You know how a few days ago, I blogged about how I planned to take a red herring character and turn him into a point of view character? Through his thoughts, the reader would learn he wasn’t guilty, which would remove that source of tension, but they’d gain more sympathy for him and things wouldn’t seem so bleak for the heroine because here was a guy the reader knew she could trust.
So much for that plan. I tried writing a scene from his POV. I got maybe half a page into it and it just wasn’t working. I mean, he’s a nice guy and all, but switching into his head wasn’t adding much to the story. For a scene to carry its weight, it needs to advance the plot, and this scene was feeling like repetition, not plot advancement. What could we learn from getting into his head here? He’s interested in the heroine—well, we already figured that out when he approached her in her POV scene. He’s frustrated and angry over unfair accusations of guilt? Already got that too, when he was talking to the heroine. The only difference would be that now, since we’re in his head, we could find out that he wasn’t lying to the heroine; he really is innocent. But now that just didn’t feel like enough of a gain to justify dipping into his POV. Moral of the story: not all ideas that seem like good ideas at the time end up working out.
In this particular situation, I think there are two good choices: 1--get out of his head, go back to plan A, and just use external actions to make him sympathetic (while he remains slightly suspicious) or 2—come up with some new, exciting, plot-advancing information that the reader learns from being in his POV.

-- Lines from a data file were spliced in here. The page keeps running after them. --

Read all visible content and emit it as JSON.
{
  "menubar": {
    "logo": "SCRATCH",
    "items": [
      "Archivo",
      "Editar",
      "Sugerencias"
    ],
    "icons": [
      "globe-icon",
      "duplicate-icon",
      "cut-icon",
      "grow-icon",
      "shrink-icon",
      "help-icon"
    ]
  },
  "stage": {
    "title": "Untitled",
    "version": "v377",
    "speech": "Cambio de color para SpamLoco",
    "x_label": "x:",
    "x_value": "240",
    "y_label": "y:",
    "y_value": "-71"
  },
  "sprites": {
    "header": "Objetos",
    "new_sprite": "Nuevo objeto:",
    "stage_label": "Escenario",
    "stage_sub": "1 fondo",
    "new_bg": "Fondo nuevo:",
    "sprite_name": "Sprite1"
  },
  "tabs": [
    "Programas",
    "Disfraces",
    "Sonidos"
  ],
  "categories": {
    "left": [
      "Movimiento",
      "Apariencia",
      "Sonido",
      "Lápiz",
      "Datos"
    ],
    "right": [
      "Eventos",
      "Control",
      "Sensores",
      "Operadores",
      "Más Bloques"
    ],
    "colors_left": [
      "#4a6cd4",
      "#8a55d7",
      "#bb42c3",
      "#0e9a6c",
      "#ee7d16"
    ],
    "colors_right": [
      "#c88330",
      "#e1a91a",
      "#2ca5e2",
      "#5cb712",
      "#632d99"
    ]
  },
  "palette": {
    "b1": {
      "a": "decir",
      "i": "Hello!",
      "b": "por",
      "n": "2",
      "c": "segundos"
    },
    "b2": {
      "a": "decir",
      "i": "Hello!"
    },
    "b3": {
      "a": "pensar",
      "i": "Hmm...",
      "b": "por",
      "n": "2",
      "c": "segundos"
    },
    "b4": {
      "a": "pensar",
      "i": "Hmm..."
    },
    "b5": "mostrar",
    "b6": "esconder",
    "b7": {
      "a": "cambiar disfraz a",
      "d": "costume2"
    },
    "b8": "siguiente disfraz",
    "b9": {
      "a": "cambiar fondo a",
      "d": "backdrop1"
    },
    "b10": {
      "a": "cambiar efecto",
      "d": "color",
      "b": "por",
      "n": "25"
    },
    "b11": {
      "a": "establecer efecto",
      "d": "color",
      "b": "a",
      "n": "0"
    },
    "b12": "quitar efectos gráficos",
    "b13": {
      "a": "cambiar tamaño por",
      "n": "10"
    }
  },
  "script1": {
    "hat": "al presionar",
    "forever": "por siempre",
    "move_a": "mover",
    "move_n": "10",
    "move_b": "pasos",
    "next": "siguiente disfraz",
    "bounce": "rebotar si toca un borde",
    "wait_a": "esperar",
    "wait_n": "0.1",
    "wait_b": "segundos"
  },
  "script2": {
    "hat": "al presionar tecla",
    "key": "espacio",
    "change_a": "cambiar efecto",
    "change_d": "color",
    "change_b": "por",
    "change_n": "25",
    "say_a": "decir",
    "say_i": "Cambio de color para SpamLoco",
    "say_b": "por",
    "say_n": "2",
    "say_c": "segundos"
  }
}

If I brainstormed long enough, maybe I could come up with something for choice number two. It’s an interesting thought—what does he know that would add a new thread to the story and give the reader plot-advancing information she didn’t have before and that she couldn’t learn better from another POV character? But right now, I’m going with choice 1: revoke his point of view license and let him be a red herring again. Back to the fish pond, dude.